Neal Browning, from Washington, US, was the second ever person to receive the jab.
In August, the Government announced the UK has secured access to six Covid-19 vaccine candidates in development, representing 340 million doses.
The deals cover four types of vaccine – adenoviral, mRNA, inactivated whole virus, and protein adjuvant.
Adenoviral vaccines are weakened versions of adenoviruses, while mRNA candidates use the virus's genetic code, as with the Pfizer/BioNTech jab.
Inactivated whole virus vaccines contain whole bacteria or viruses which have been killed, while protein adjuvant jabs are those where an adjuvant is added to enhance the immune response.
A volunteer receives a vaccine in Turkey
(Image: Anadolu Agency via Getty Images)
When could a vaccine become available in the UK?
A vaccine usually takes years, often decades, to develop, but scientists working on potential coronavirus jabs are hoping to achieve the same huge amount of work in a few months.

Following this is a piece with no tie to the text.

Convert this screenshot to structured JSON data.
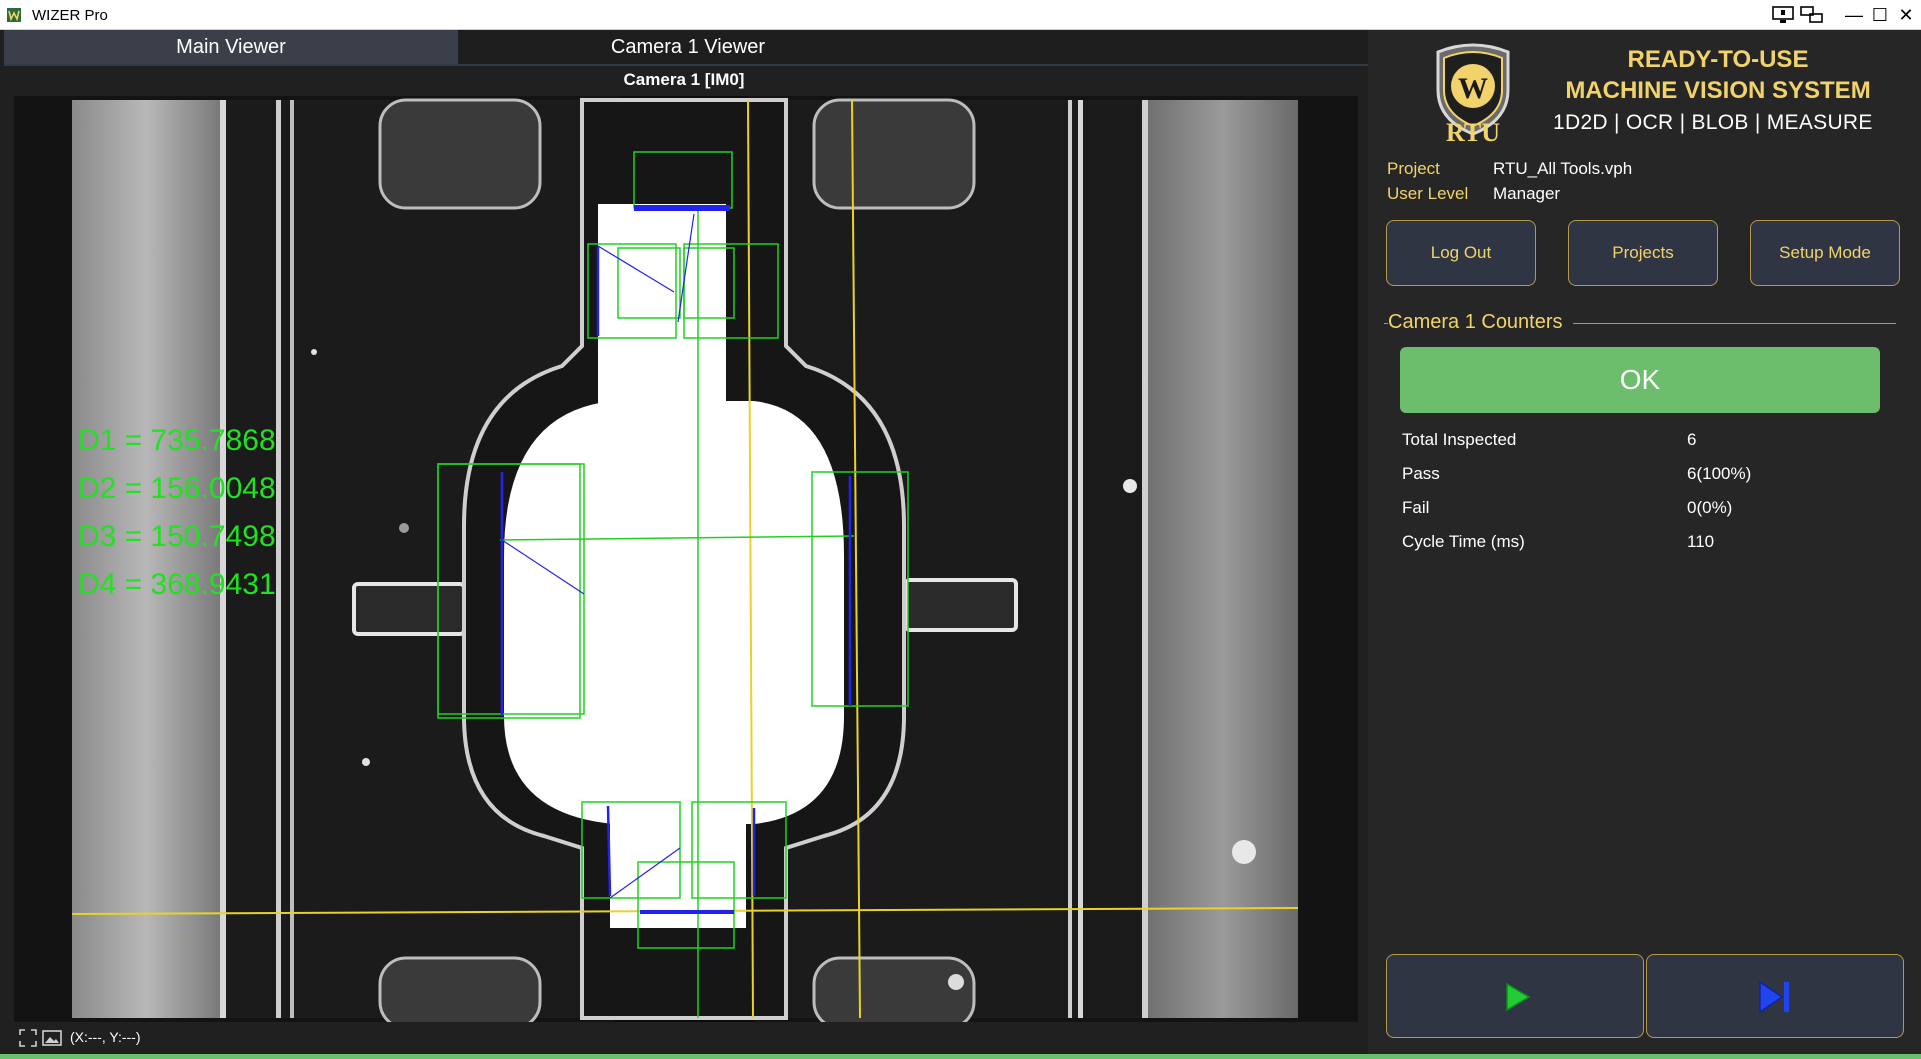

Neither the Moderna nor the Pfizer vaccine have passed final regulator approval – but they have different timetables.
The Pfizer vaccine, if approved by regulators, will be rolled out sooner but the government still hasn't promised a launch date.
Prime Minister Boris Johnson said he "hoped" the NHS will "be able to start distributing to those who need it, perhaps even before Christmas."
But Mr Hancock warned the “vast bulk” of any rollout of the Pfizer jab would only be in the new year.
Neal Browning was the second person to have been injected with the Moderna vaccine
How long will the vaccine approval process take?
The UK's medicines regulator could approve the Pfizer or Oxford jabs within days of a licence application being submitted, according to Mr Hancock.
He told BBC Radio 4's Today programme that the Medicines and Healthcare products Regulatory Agency (MHRA) has been carrying out a rolling review of data from both Pfizer and AstraZeneca.
Mr Hancock said: "So that means that the regulator will be able to make a judgment on whether this is clinically safe, and not just take the company's word for it, but do that within a matter of days from a formal licence application."
Health Secretary Matt Hancock
How will it be rolled out?
It is hoped that the first phase of the vaccination programme in the UK will protect 99% of those at risk of death from Covid-19, before moving on to younger age groups.
Mr Hancock said the military and NHS staff were on standby to roll out a vaccine across the UK from the start of December, and will work "seven days a week" to do so.
It will be delivered through care homes, GPs and pharmacists, as well as "go-to" vaccination centres set up in venues such as sports halls.
Mr Hancock said the UK will be among the first countries in the world able to do this.
Are there any logistical issues?
Mr Hancock said Oxford's vaccine was easier to deploy than Pfizer's, which needs to be kept at a temperature of minus 70C and is being manufactured in Belgium.
He said that from the moment the Pfizer vaccine leaves the factory in Belgium it can only be taken out of minus 70C four times before it is injected into a patient's arm.
While it will be a "mammoth logistical operation", Mr Hancock said he had "confidence" it can be delivered.